The asset management arm of the South African-headquartered bank attracted private investors alongside the development finance institutions that anchored the Sub-Saharan debt fund. Investec described it as the “first dedicated African credit and debt capital markets fund of its kind globally”.
Investec Asset Management’s first Sub-Saharan debt fund has raised $226.5 million. The fund will lend in US dollars into a variety of sectors across the continent.
Africa Credit Opportunities Fund 1 was anchored by Dutch development bank, FMO, and the UK’s CDC, a development finance institution (DFI). They have committed $60 million to the venture and were joined by two African pension funds and another European DFI, said Steven Loubser, a portfolio manager with Investec AM. Other investors included insurers, fund of funds and endowments including US-based investors.
The vehicle has a two-year ramp-up period and the assets will have tenors of around five years. With an 18 month harvest period, the lifetime of the fund will be 8.5 years. The fund will target loans to support private equity sponsors across Sub-Saharan Africa, infrastructure projects and real estate projects like shopping centres. To a lesser extent, it could make some investments into African sovereign bonds, Loubser continued.
The geographic focus will be on both West and East Africa with Nigeria expected to make up the largest proportion of investments at roughly 25 to 30 percent. Other target countries include Ghana, Zambia as well as Kenya and the wider East African region. Any Zimbabwean exposure – the country is subject to a raft of international sanctions – would be limited and structured to mitigate the risk, added Loubser.
Giving an example of the kind of infrastructure deals the fund will do, Loubser said the team is working on a loan to finance power ships in Ghana. The West African nation suffers from a chronic shortage of power and though there are longer-term power projects in the works, it plans to contract floating Turkish ships with on-board power generation facilities to cover the worst of the shortfall. The country has suffered a fiscal crisis in recent months and had to seek support from the International Monetary Fund, but given that the power shortages have hampered a previously fast growth rate in Ghana, the power project has IMF support, explained Loubser.

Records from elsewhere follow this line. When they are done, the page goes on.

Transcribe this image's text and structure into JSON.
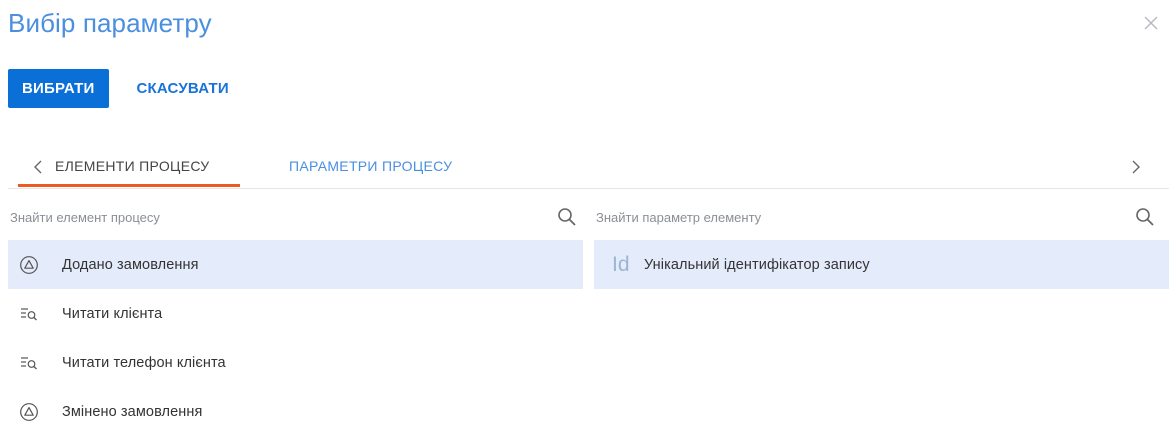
{
  "dialog": {
    "title": "Вибір параметру",
    "close_icon": "close-icon"
  },
  "toolbar": {
    "select_label": "ВИБРАТИ",
    "cancel_label": "СКАСУВАТИ"
  },
  "tabs": [
    {
      "label": "ЕЛЕМЕНТИ ПРОЦЕСУ",
      "active": true
    },
    {
      "label": "ПАРАМЕТРИ ПРОЦЕСУ",
      "active": false
    }
  ],
  "left_panel": {
    "search_placeholder": "Знайти елемент процесу",
    "items": [
      {
        "label": "Додано замовлення",
        "icon": "signal-start-icon",
        "selected": true
      },
      {
        "label": "Читати клієнта",
        "icon": "read-data-icon",
        "selected": false
      },
      {
        "label": "Читати телефон клієнта",
        "icon": "read-data-icon",
        "selected": false
      },
      {
        "label": "Змінено замовлення",
        "icon": "signal-start-icon",
        "selected": false
      }
    ]
  },
  "right_panel": {
    "search_placeholder": "Знайти параметр елементу",
    "items": [
      {
        "icon_text": "Id",
        "label": "Унікальний ідентифікатор запису",
        "selected": true
      }
    ]
  },
  "colors": {
    "accent_blue": "#0b6fd8",
    "link_blue": "#1a73d9",
    "title_blue": "#4a8fe0",
    "tab_underline": "#ee5a24",
    "selected_row": "#e4ebfa"
  }
}
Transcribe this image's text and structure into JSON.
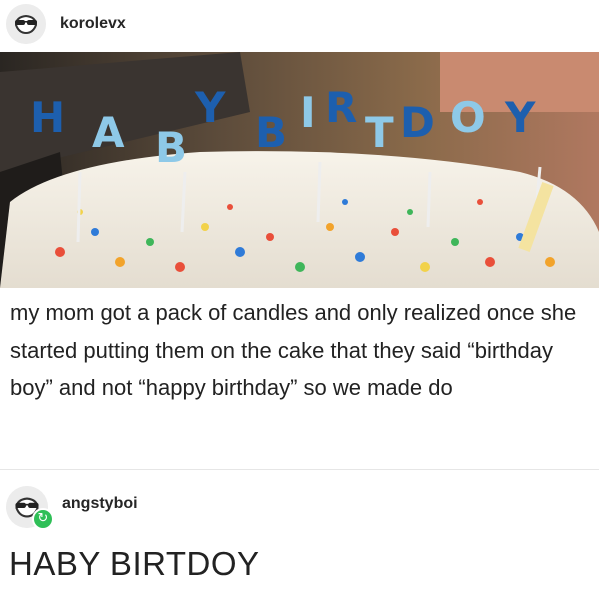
{
  "post": {
    "author": "korolevx",
    "author_avatar_icon": "sunglasses-avatar-icon",
    "photo_description_icon": "birthday-cake-photo",
    "caption": "my mom got a pack of candles and only realized once she started putting them on the cake that they said “birthday boy” and not “happy birthday” so we made do"
  },
  "reblog": {
    "author": "angstyboi",
    "author_avatar_icon": "sunglasses-avatar-icon",
    "badge_icon": "reblog-icon",
    "badge_color": "#2fbf57",
    "text": "HABY BIRTDOY"
  }
}
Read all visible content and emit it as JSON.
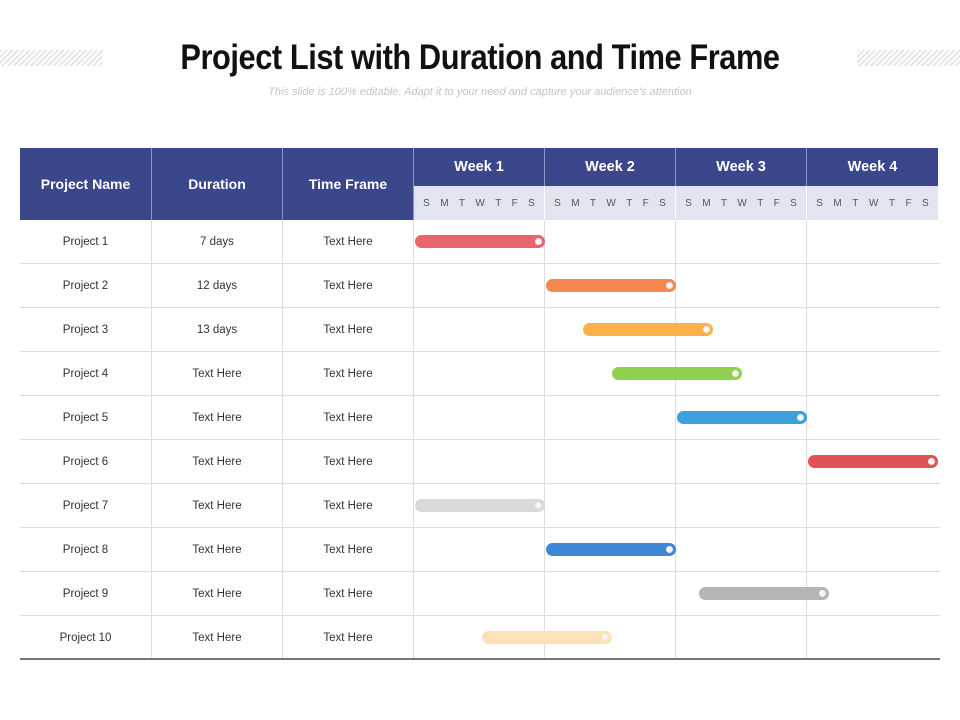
{
  "header": {
    "title": "Project List with Duration and Time Frame",
    "subtitle": "This slide is 100% editable. Adapt it to your need and capture your audience's attention"
  },
  "table": {
    "columns": [
      "Project Name",
      "Duration",
      "Time Frame"
    ],
    "weeks": [
      "Week 1",
      "Week 2",
      "Week 3",
      "Week 4"
    ],
    "day_labels": [
      "S",
      "M",
      "T",
      "W",
      "T",
      "F",
      "S"
    ],
    "rows": [
      {
        "name": "Project 1",
        "duration": "7 days",
        "time_frame": "Text Here"
      },
      {
        "name": "Project 2",
        "duration": "12 days",
        "time_frame": "Text Here"
      },
      {
        "name": "Project 3",
        "duration": "13 days",
        "time_frame": "Text Here"
      },
      {
        "name": "Project 4",
        "duration": "Text Here",
        "time_frame": "Text Here"
      },
      {
        "name": "Project 5",
        "duration": "Text Here",
        "time_frame": "Text Here"
      },
      {
        "name": "Project 6",
        "duration": "Text Here",
        "time_frame": "Text Here"
      },
      {
        "name": "Project 7",
        "duration": "Text Here",
        "time_frame": "Text Here"
      },
      {
        "name": "Project 8",
        "duration": "Text Here",
        "time_frame": "Text Here"
      },
      {
        "name": "Project 9",
        "duration": "Text Here",
        "time_frame": "Text Here"
      },
      {
        "name": "Project 10",
        "duration": "Text Here",
        "time_frame": "Text Here"
      }
    ]
  },
  "chart_data": {
    "type": "gantt",
    "title": "Project List with Duration and Time Frame",
    "x_unit": "days",
    "x_range": [
      0,
      28
    ],
    "categories": [
      "Week 1",
      "Week 2",
      "Week 3",
      "Week 4"
    ],
    "tasks": [
      {
        "name": "Project 1",
        "start_day": 0,
        "end_day": 7,
        "color": "#e8656e"
      },
      {
        "name": "Project 2",
        "start_day": 7,
        "end_day": 14,
        "color": "#f5874f"
      },
      {
        "name": "Project 3",
        "start_day": 9,
        "end_day": 16,
        "color": "#fbb147"
      },
      {
        "name": "Project 4",
        "start_day": 10.5,
        "end_day": 17.5,
        "color": "#8ecf4d"
      },
      {
        "name": "Project 5",
        "start_day": 14,
        "end_day": 21,
        "color": "#3aa1dc"
      },
      {
        "name": "Project 6",
        "start_day": 21,
        "end_day": 28,
        "color": "#e05258"
      },
      {
        "name": "Project 7",
        "start_day": 0,
        "end_day": 7,
        "color": "#d9d9d9"
      },
      {
        "name": "Project 8",
        "start_day": 7,
        "end_day": 14,
        "color": "#3d87d6"
      },
      {
        "name": "Project 9",
        "start_day": 15.2,
        "end_day": 22.2,
        "color": "#b5b5b5"
      },
      {
        "name": "Project 10",
        "start_day": 3.6,
        "end_day": 10.6,
        "color": "#fde1b8"
      }
    ]
  },
  "colors": {
    "header_bg": "#3b468b",
    "days_bg": "#e2e4f0"
  }
}
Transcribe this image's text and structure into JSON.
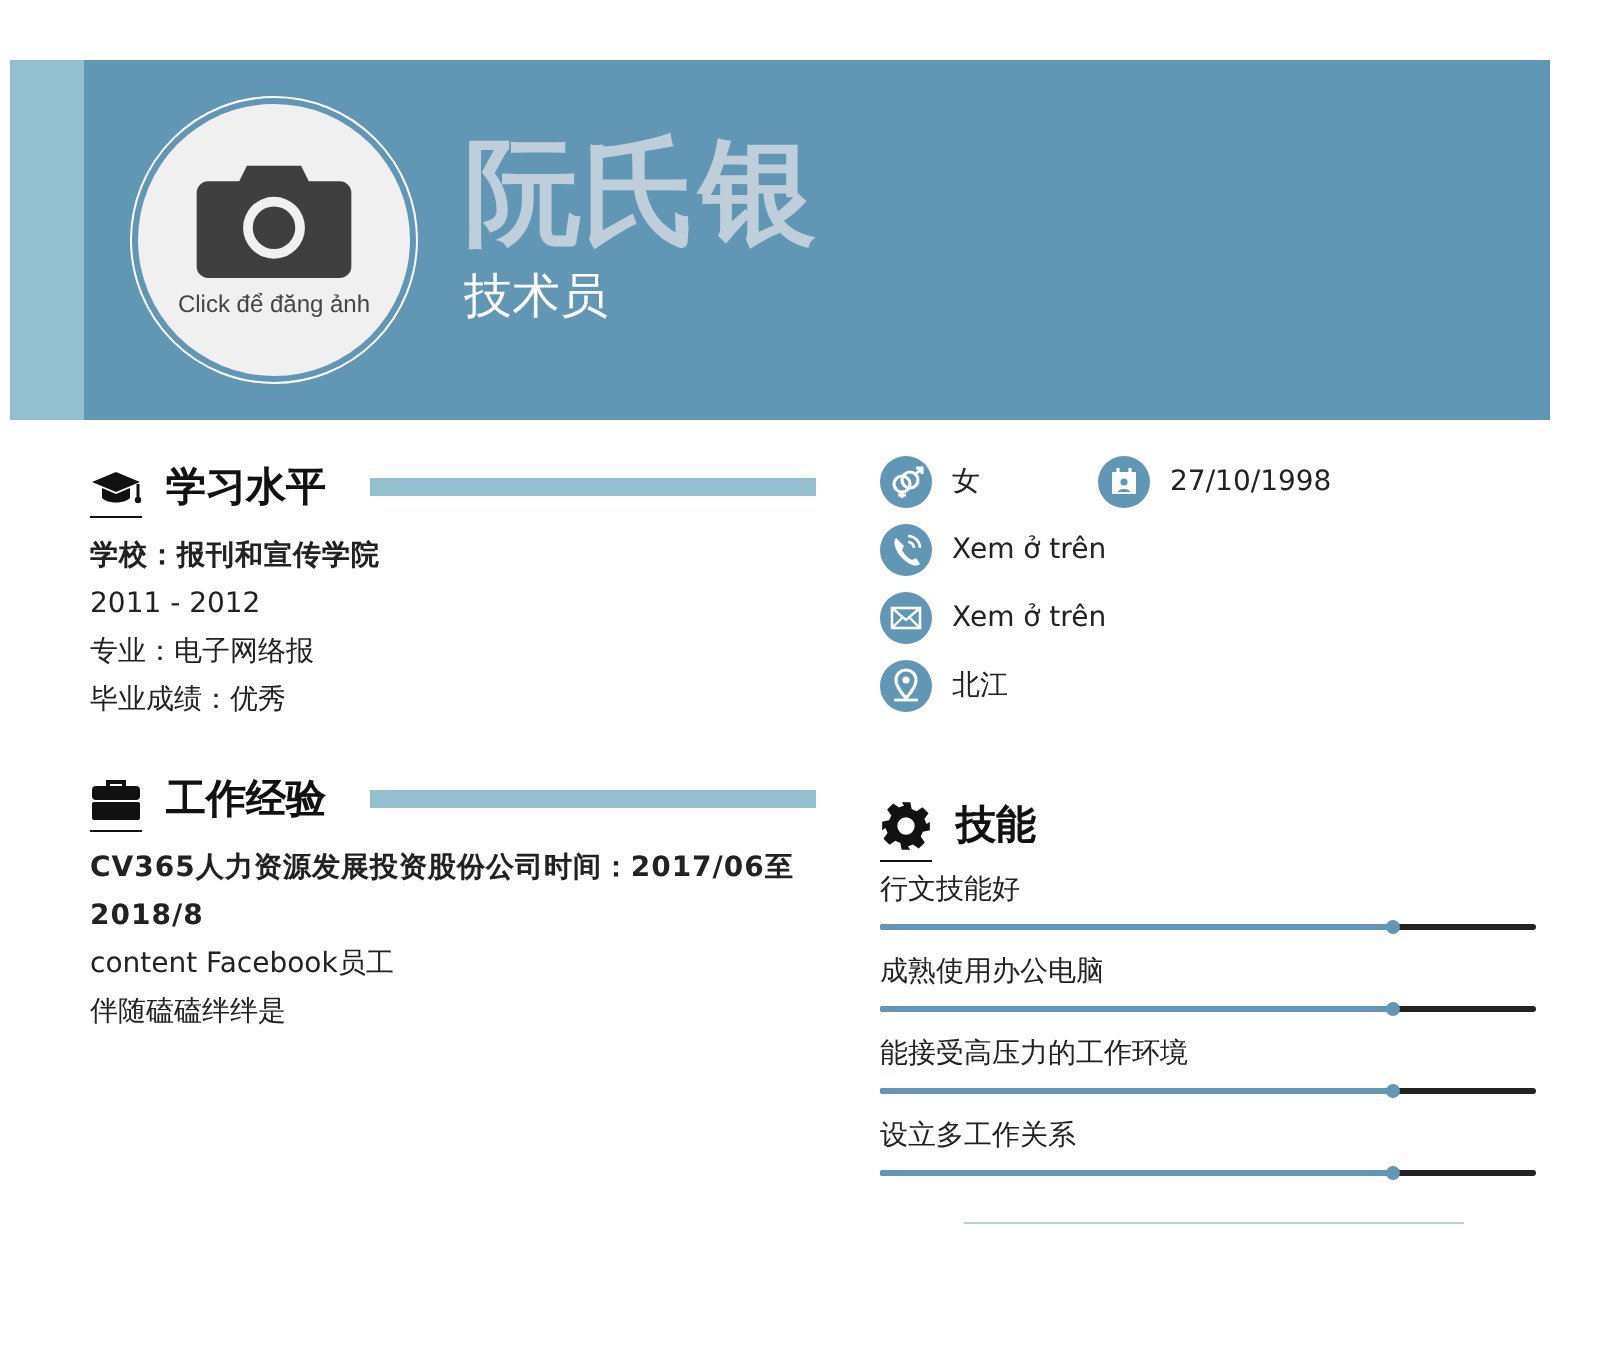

The fund is seeking asset yield targets of Libor plus 6 to 7 percent, putting the return target at Libor plus 6 percent. Asked why investors would consider African credit over lending strategies in more developed markets that offer the same or higher returns, Loubser said the strategy, rather than competing against US and European private debt funds, offers investors extra diversification within their credit allocations.
Loubser also pointed out that in contrast to US and European private debt, there has not been a flood of money into African lending and so Investec is confident that it can deliver its return targets, whereas managers in developed markets face more competition, making initial target estimates harder to achieve.
“We believe we are backing the future champions in their industries across the continent. The large demand for funding on the continent and the lack of dedicated African credit funds should provide a strong investment backdrop, with credit providing an excellent entry point into the long-term African growth story,” said Loubser.
Investec AM has previously managed nine South Africa-focused funds. The new dedicated Sub-Saharan vehicle excludes South Africa. The firm was established in 1991 and had around $120 billion in assets under management, as of 31 May 2015.